Advertise - Print Edition

Brandeis University's Community Newspaper — Waltham, Mass.

Still Writing: How a game of “Chicken” could teach us about compromise

Published: February 17, 2012
Section: Opinions

Chicken is a game between two parties in which both take positions and attempt to make the other yield, with the worst possible situation being neither party yielding. A simple example would be two cars driving down a single-lane road. As they approach each other, both sides try to get the other to move to the side and out of the way. If neither side shifts, they will crash.

A similar situation arises when sports teams need or want (both are possible) new stadiums. In this scenario, the two cars are replaced by the ownership of a team, seeking a new and better venue in order to update the experience for both the teams and the fans, the government, seeking to balance budgets and not spend money irresponsibly. It happens all the time, most clearly when teams like the Oklahoma City Thunder and infamously the Indianapolis Colts relocated to their current locations. One current example is the give-and-take between the Minnesota Vikings and the Minnesota Legislature.

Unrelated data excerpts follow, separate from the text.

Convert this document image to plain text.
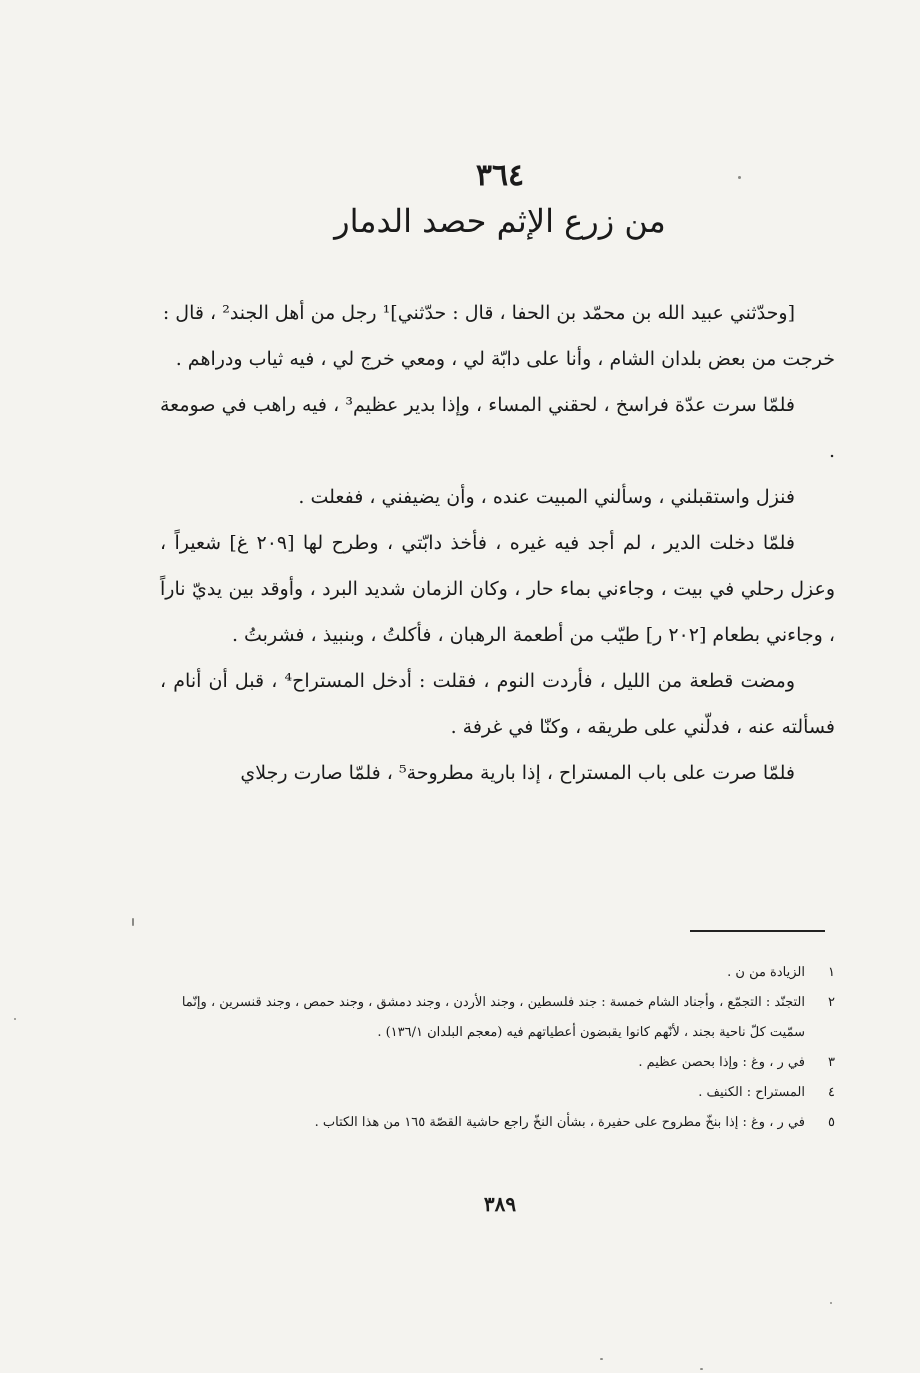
٣٦٤
من زرع الإثم حصد الدمار

[وحدّثني عبيد الله بن محمّد بن الحفا ، قال : حدّثني]¹ رجل من أهل الجند² ، قال :

خرجت من بعض بلدان الشام ، وأنا على دابّة لي ، ومعي خرج لي ، فيه ثياب ودراهم .

فلمّا سرت عدّة فراسخ ، لحقني المساء ، وإذا بدير عظيم³ ، فيه راهب في صومعة .

فنزل واستقبلني ، وسألني المبيت عنده ، وأن يضيفني ، ففعلت .

فلمّا دخلت الدير ، لم أجد فيه غيره ، فأخذ دابّتي ، وطرح لها [٢٠٩ غ] شعيراً ، وعزل رحلي في بيت ، وجاءني بماء حار ، وكان الزمان شديد البرد ، وأوقد بين يديّ ناراً ، وجاءني بطعام [٢٠٢ ر] طيّب من أطعمة الرهبان ، فأكلتُ ، وبنبيذ ، فشربتُ .

ومضت قطعة من الليل ، فأردت النوم ، فقلت : أدخل المستراح⁴ ، قبل أن أنام ، فسألته عنه ، فدلّني على طريقه ، وكنّا في غرفة .

فلمّا صرت على باب المستراح ، إذا بارية مطروحة⁵ ، فلمّا صارت رجلاي

١
الزيادة من ن .
٢
التجنّد : التجمّع ، وأجناد الشام خمسة : جند فلسطين ، وجند الأردن ، وجند دمشق ، وجند حمص ، وجند قنسرين ، وإنّما سمّيت كلّ ناحية بجند ، لأنّهم كانوا يقبضون أعطياتهم فيه (معجم البلدان ١٣٦/١) .
٣
في ر ، وغ : وإذا بحصن عظيم .
٤
المستراح : الكنيف .
٥
في ر ، وغ : إذا بنخّ مطروح على حفيرة ، بشأن النخّ راجع حاشية القصّة ١٦٥ من هذا الكتاب .
٣٨٩
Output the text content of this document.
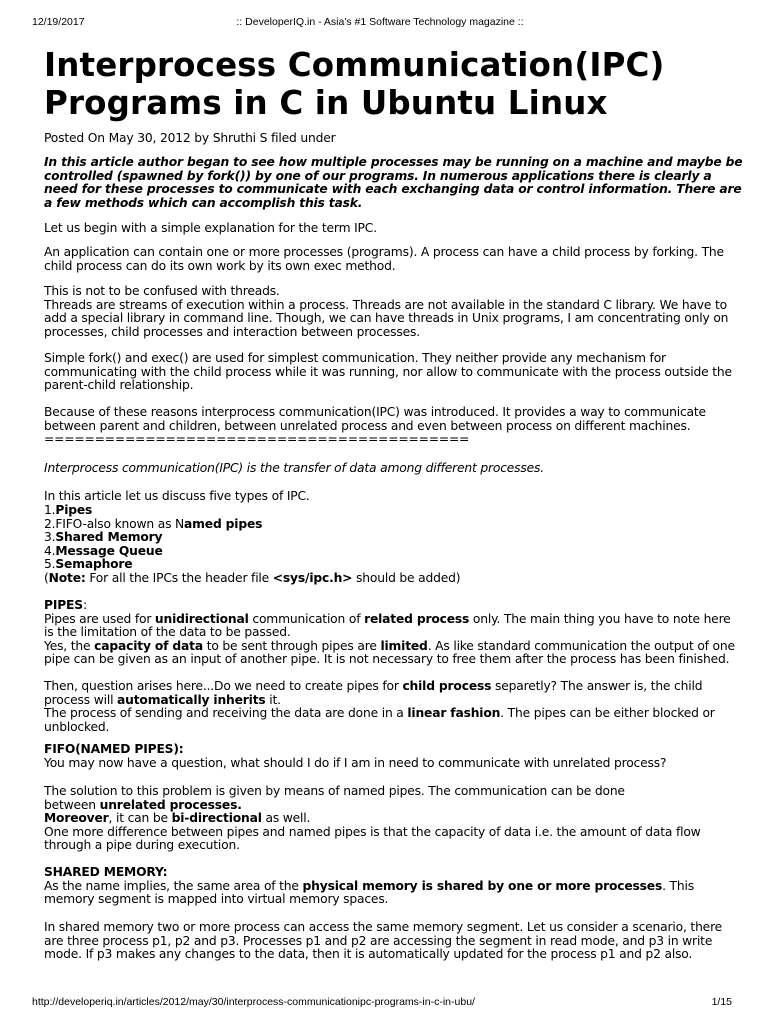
12/19/2017	:: DeveloperIQ.in - Asia's #1 Software Technology magazine ::
Interprocess Communication(IPC)
Programs in C in Ubuntu Linux
Posted On May 30, 2012 by Shruthi S filed under
In this article author began to see how multiple processes may be running on a machine and maybe be
controlled (spawned by fork()) by one of our programs. In numerous applications there is clearly a
need for these processes to communicate with each exchanging data or control information. There are
a few methods which can accomplish this task.
Let us begin with a simple explanation for the term IPC.
An application can contain one or more processes (programs). A process can have a child process by forking. The
child process can do its own work by its own exec method.
This is not to be confused with threads.
Threads are streams of execution within a process. Threads are not available in the standard C library. We have to
add a special library in command line. Though, we can have threads in Unix programs, I am concentrating only on
processes, child processes and interaction between processes.
Simple fork() and exec() are used for simplest communication. They neither provide any mechanism for
communicating with the child process while it was running, nor allow to communicate with the process outside the
parent-child relationship.
Because of these reasons interprocess communication(IPC) was introduced. It provides a way to communicate
between parent and children, between unrelated process and even between process on different machines.
==========================================
Interprocess communication(IPC) is the transfer of data among different processes.
In this article let us discuss five types of IPC.
1.Pipes
2.FIFO-also known as Named pipes
3.Shared Memory
4.Message Queue
5.Semaphore
(Note: For all the IPCs the header file <sys/ipc.h> should be added)
PIPES:
Pipes are used for unidirectional communication of related process only. The main thing you have to note here
is the limitation of the data to be passed.
Yes, the capacity of data to be sent through pipes are limited. As like standard communication the output of one
pipe can be given as an input of another pipe. It is not necessary to free them after the process has been finished.
Then, question arises here...Do we need to create pipes for child process separetly? The answer is, the child
process will automatically inherits it.
The process of sending and receiving the data are done in a linear fashion. The pipes can be either blocked or
unblocked.
FIFO(NAMED PIPES):
You may now have a question, what should I do if I am in need to communicate with unrelated process?
The solution to this problem is given by means of named pipes. The communication can be done
between unrelated processes.
Moreover, it can be bi-directional as well.
One more difference between pipes and named pipes is that the capacity of data i.e. the amount of data flow
through a pipe during execution.
SHARED MEMORY:
As the name implies, the same area of the physical memory is shared by one or more processes. This
memory segment is mapped into virtual memory spaces.
In shared memory two or more process can access the same memory segment. Let us consider a scenario, there
are three process p1, p2 and p3. Processes p1 and p2 are accessing the segment in read mode, and p3 in write
mode. If p3 makes any changes to the data, then it is automatically updated for the process p1 and p2 also.
http://developeriq.in/articles/2012/may/30/interprocess-communicationipc-programs-in-c-in-ubu/	1/15
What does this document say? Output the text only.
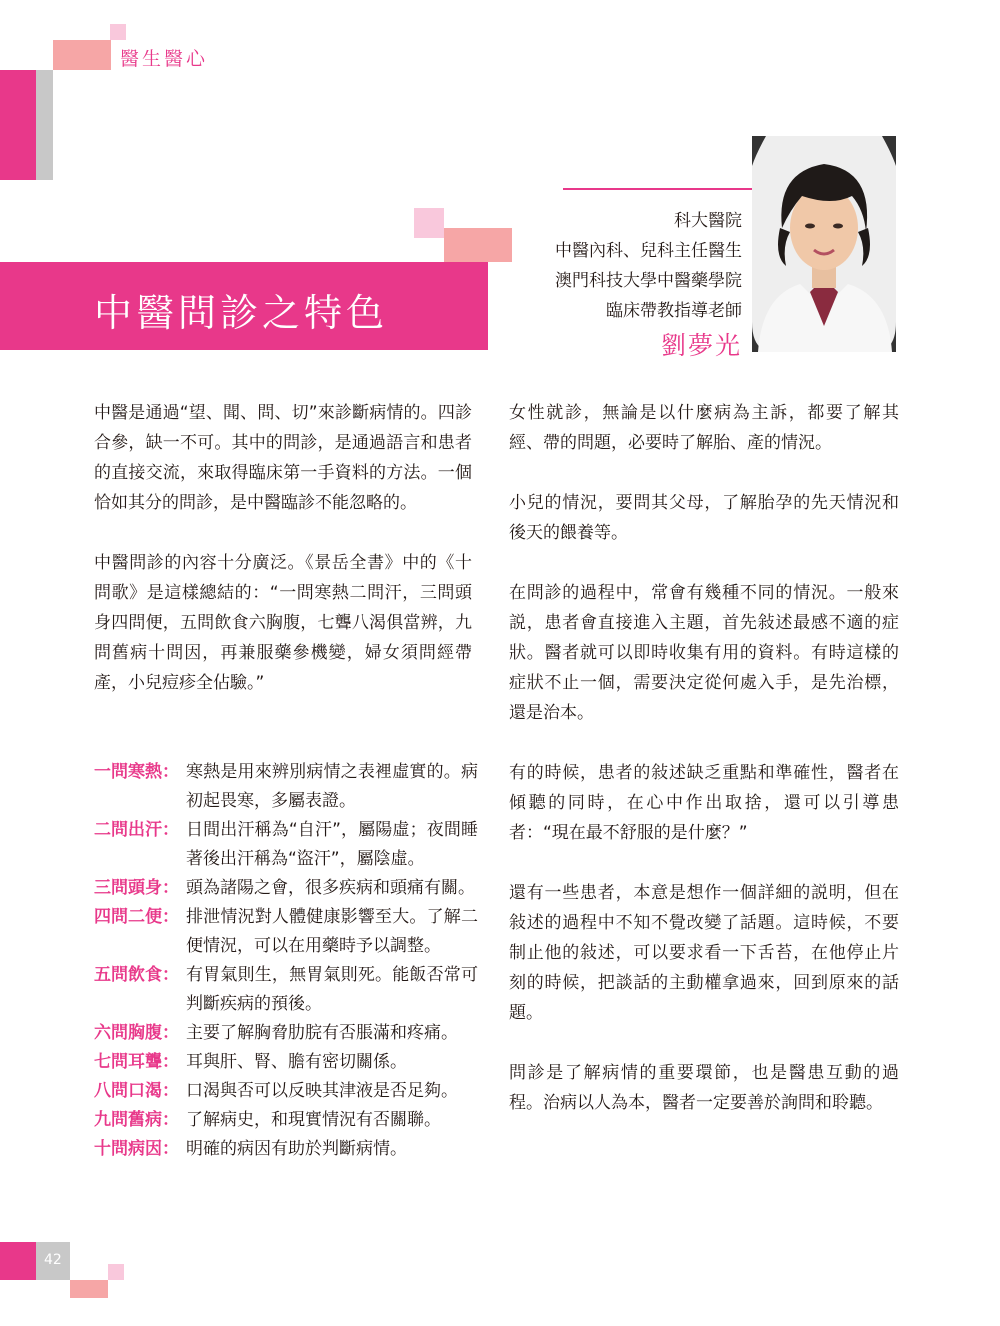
醫生醫心
中醫問診之特色
科大醫院
中醫內科、兒科主任醫生
澳門科技大學中醫藥學院
臨床帶教指導老師
劉夢光

中醫是通過“望、聞、問、切”來診斷病情的。四診合參，缺一不可。其中的問診，是通過語言和患者的直接交流，來取得臨床第一手資料的方法。一個恰如其分的問診，是中醫臨診不能忽略的。

中醫問診的內容十分廣泛。《景岳全書》中的《十問歌》是這樣總結的：“一問寒熱二問汗，三問頭身四問便，五問飲食六胸腹，七聾八渴俱當辨，九問舊病十問因，再兼服藥參機變，婦女須問經帶產，小兒痘疹全佔驗。”

一問寒熱： 寒熱是用來辨別病情之表裡虛實的。病初起畏寒，多屬表證。
二問出汗： 日間出汗稱為“自汗”，屬陽虛；夜間睡著後出汗稱為“盜汗”，屬陰虛。
三問頭身： 頭為諸陽之會，很多疾病和頭痛有關。
四問二便： 排泄情況對人體健康影響至大。了解二便情況，可以在用藥時予以調整。
五問飲食： 有胃氣則生，無胃氣則死。能飯否常可判斷疾病的預後。
六問胸腹： 主要了解胸脅肋脘有否脹滿和疼痛。
七問耳聾： 耳與肝、腎、膽有密切關係。
八問口渴： 口渴與否可以反映其津液是否足夠。
九問舊病： 了解病史，和現實情況有否關聯。
十問病因： 明確的病因有助於判斷病情。

女性就診，無論是以什麼病為主訴，都要了解其經、帶的問題，必要時了解胎、產的情況。

小兒的情況，要問其父母，了解胎孕的先天情況和後天的餵養等。

在問診的過程中，常會有幾種不同的情況。一般來説，患者會直接進入主題，首先敍述最感不適的症狀。醫者就可以即時收集有用的資料。有時這樣的症狀不止一個，需要決定從何處入手，是先治標，還是治本。

有的時候，患者的敍述缺乏重點和準確性，醫者在傾聽的同時，在心中作出取捨，還可以引導患者：“現在最不舒服的是什麼？”

還有一些患者，本意是想作一個詳細的説明，但在敍述的過程中不知不覺改變了話題。這時候，不要制止他的敍述，可以要求看一下舌苔，在他停止片刻的時候，把談話的主動權拿過來，回到原來的話題。

問診是了解病情的重要環節，也是醫患互動的過程。治病以人為本，醫者一定要善於詢問和聆聽。

42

The Minnesota Vikings are “franchise free agents,” they have no lease and, until last Wednesday, were free to relocate to anywhere provided the NFL approve of the relocation. Since Wednesday was the deadline for the Vikings to inform Commissioner Roger Goodell of intentions to move, it’s safe to say that they are not relocating to Los Angeles or anywhere else for the 2012 season. They have been working for most of the last 10 years trying to convince the state legislature that the Hubert H. Humphrey Metrodome has become too old and out-dated to be a viable stadium. Unlike the three other regular tenants, they have been unable to get funding for new venues. While Major League Baseball’s Minnesota Twins were able to get funding for the construction of Target Field, and the University of Minnesota was able to fund the building of TCF Bank Stadium, the Vikings have been sitting on the side and consistently pushed as an issue of low priority.

On the other side of the issue is a Republican-controlled state legislature that will not implement a new tax to fund a future stadium and a democratic (technically democratic-farmer-labor) governor Mark Dayton that is hesitant to pull state money from other programs or funds in order to finance a stadium.

While I can sympathize with the fact that money is not made out of thin air and the fact that the state has been involved in two stadiums during the last six years, the fact remains that the state has handled the whole situation horribly. After nearly a year of work promoting and developing a site and a proposal to fund construction, most of this while the legislative session had adjourned for the year, the legislature has all but crushed that plan while Governor Dayton has endorsed what the Vikings have made clear is the “least preferable” option.

If the state government was going to do nothing but tear the proposals apart piece by piece, why not either call a special session and decide against the proposal back in September? Why not become actively involved in building the project plan together so that both sides can be happy with the end product.

Aside from issues of where to build and how to fund a stadium, there are issues of the details that also need to be hammered out. The Vikings feel that they only “need” an outdoor stadium, without a roof. The state wants a stable or retractable roof so that a future stadium can be used year-round for functions in the winter and spring months when football doesn’t have games and its too cold to have outdoor events.

Compromise can work in two ways. The first and more common way is when both sides trade concessions and walk away with something that they don’t like but is between the two original proposals. The less common situation is when the two feuding sides come together and hammer out a new unified plan.

Whether politicians realize it or not, having professional sports teams bring in a lot of money through taxes and raise the profile of a city relative to other regional population centers. To lose an NFL team will hurt the local economy as well as government tax revenue whereas construction of a new stadium would provide jobs in both the building and the management of a new stadium.

Just because the Vikings cannot move away this year, does not mean that they are not free to leave after the upcoming season. If the two sides could come together and, rather than tear each others’ proposals apart, build a plan with both sides’ support, Minnesota can avoid having another team go the way of the Lakers and the Vikings can avoid becoming like the Baltimore Colts and re-locating overnight.

Teams re-locate often when they cannot come to an agreement with local government over the financing of either upgraded or wholly new stadiums. The Colts left Baltimore, the Browns (now Ravens) in all but name and history left Cleveland and the Oilers (now Titans) left Houston. If the parties in Minnesota cannot learn to stop playing chicken and start compromising and working together, it appears all too likely that the Vikings will be the next NFL team to relocate.